Now for the controversial part: Exploitation of vulnerabilities is counted in this metric as well. As much as we can argue that the software developers are also victims when vulnerabilities are disclosed in their software (and sure, they are), the incentives might not be aligned properly for those developers to handle this seemingly interminable task. These quality control failures can disproportionately affect the customers who use this software. We can clearly see what powerful and wide-reaching effects a handful of zero-day or mismanaged patching rollouts had on the general threat landscape. We stopped short of adding exploitation of misconfigurations in installed software because, although those could be a result of insecure defaults, system admins can get quite creative sometimes.
Figure 10 shows the breakdown of VERIS actions in the supply chain metric and, as expected, it is driven by Exploit vuln, which ushers Ransomware and Extortion attacks into organizations.

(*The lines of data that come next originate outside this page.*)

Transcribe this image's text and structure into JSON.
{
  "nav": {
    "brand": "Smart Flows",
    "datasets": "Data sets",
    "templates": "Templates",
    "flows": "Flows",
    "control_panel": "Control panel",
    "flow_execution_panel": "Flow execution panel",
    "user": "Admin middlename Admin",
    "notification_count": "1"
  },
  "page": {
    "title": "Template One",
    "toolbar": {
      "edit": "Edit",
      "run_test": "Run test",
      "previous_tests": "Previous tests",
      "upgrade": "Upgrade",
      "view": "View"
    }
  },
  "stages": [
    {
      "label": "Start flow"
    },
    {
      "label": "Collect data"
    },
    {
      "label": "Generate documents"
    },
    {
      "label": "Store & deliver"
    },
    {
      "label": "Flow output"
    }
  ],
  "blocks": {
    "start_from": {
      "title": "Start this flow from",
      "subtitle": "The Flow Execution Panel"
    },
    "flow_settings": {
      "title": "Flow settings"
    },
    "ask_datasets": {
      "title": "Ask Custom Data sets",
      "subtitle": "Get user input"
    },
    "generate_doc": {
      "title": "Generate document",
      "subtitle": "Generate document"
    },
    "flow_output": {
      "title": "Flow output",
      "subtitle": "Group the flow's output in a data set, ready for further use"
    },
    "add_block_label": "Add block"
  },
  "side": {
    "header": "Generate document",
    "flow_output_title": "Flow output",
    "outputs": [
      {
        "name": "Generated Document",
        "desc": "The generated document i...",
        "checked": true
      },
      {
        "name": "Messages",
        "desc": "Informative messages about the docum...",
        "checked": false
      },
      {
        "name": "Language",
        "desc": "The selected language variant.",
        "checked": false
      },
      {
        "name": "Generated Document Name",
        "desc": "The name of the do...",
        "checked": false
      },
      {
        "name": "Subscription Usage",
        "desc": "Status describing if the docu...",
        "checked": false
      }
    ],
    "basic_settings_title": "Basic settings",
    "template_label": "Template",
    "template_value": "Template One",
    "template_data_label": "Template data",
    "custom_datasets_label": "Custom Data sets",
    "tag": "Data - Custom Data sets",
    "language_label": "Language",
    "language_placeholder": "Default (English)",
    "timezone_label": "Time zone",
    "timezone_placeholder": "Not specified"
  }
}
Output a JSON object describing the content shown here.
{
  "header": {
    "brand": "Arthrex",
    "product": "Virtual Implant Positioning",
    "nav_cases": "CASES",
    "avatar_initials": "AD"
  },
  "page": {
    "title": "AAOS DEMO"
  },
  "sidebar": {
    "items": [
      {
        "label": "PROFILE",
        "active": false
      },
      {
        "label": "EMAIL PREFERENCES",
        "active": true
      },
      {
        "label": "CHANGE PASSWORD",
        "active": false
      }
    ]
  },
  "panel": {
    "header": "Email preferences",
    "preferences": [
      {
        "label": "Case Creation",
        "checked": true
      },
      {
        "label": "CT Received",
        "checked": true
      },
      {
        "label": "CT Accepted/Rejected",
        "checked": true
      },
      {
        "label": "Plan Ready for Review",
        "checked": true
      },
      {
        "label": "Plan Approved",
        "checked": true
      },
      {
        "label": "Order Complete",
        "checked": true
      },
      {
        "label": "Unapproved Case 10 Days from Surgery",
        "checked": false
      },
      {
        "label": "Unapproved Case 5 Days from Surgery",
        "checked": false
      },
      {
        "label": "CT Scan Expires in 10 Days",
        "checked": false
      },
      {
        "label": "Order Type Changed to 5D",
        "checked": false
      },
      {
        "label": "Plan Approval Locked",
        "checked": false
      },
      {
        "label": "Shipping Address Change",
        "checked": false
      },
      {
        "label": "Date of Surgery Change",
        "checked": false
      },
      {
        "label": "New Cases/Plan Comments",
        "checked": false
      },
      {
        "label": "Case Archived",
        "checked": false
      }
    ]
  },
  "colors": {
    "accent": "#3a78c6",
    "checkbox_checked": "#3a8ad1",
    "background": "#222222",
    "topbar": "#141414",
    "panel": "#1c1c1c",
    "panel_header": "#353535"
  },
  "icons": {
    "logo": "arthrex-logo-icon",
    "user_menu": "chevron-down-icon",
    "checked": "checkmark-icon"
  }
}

This metric ultimately represents a failure of community resilience and recognition of how organizations depend on each other. Every time a choice is made on a partner (or software provider) by your organization and it fails you, this metric goes up. We recommend that organizations start looking at ways of making better choices so as to not reward the weakest links in the chain. In a time where disclosure of breaches is becoming mandatory, we might finally have the tools and information to help measure the security effectiveness of our prospective partners.
We will keep a close watch on this one and seek to improve its definition over time. We welcome feedback and suggestions of alternative angles, and we believe the only way through it is to find ways to hold repeat offenders accountable and reward resilient software and services with our business.
1 Have you checked out the VERIS Community Database (VCDB) yet? You should, it’s awesome! (https://verisframework.org/vcdb.html)
2 We also passed our cumulative 1 million incident milestone as we forecast in the 2023 DBIR, but we are only mentioning this here in the footnote to not aggravate the report; it was very disappointed that 1 million is not enough to retire on in this economy.
3 We’re not throwing shade—different types of contributing organizations focus on what is most relevant for them, as well they should.
4 And an incredible L for the *ishing portmanteau enthusiasts
5 Unless by now we have successfully ripped them out of our networks entirely and are back to our smoke signals and carrier pigeon ways.
6 We ourselves were just talking about the growth of exploitation of vulnerabilities as a pathway into breaches.
7 We dread to think what “awareness training” for malicious insiders would look like.
8 Number of times the word “MOVEit” is mentioned in this report: 25
9 In a surprising role reversal, as we are often very pedantic in our definitions
10 We should stop watching those Mission: Impossible movies during DBIR writing season.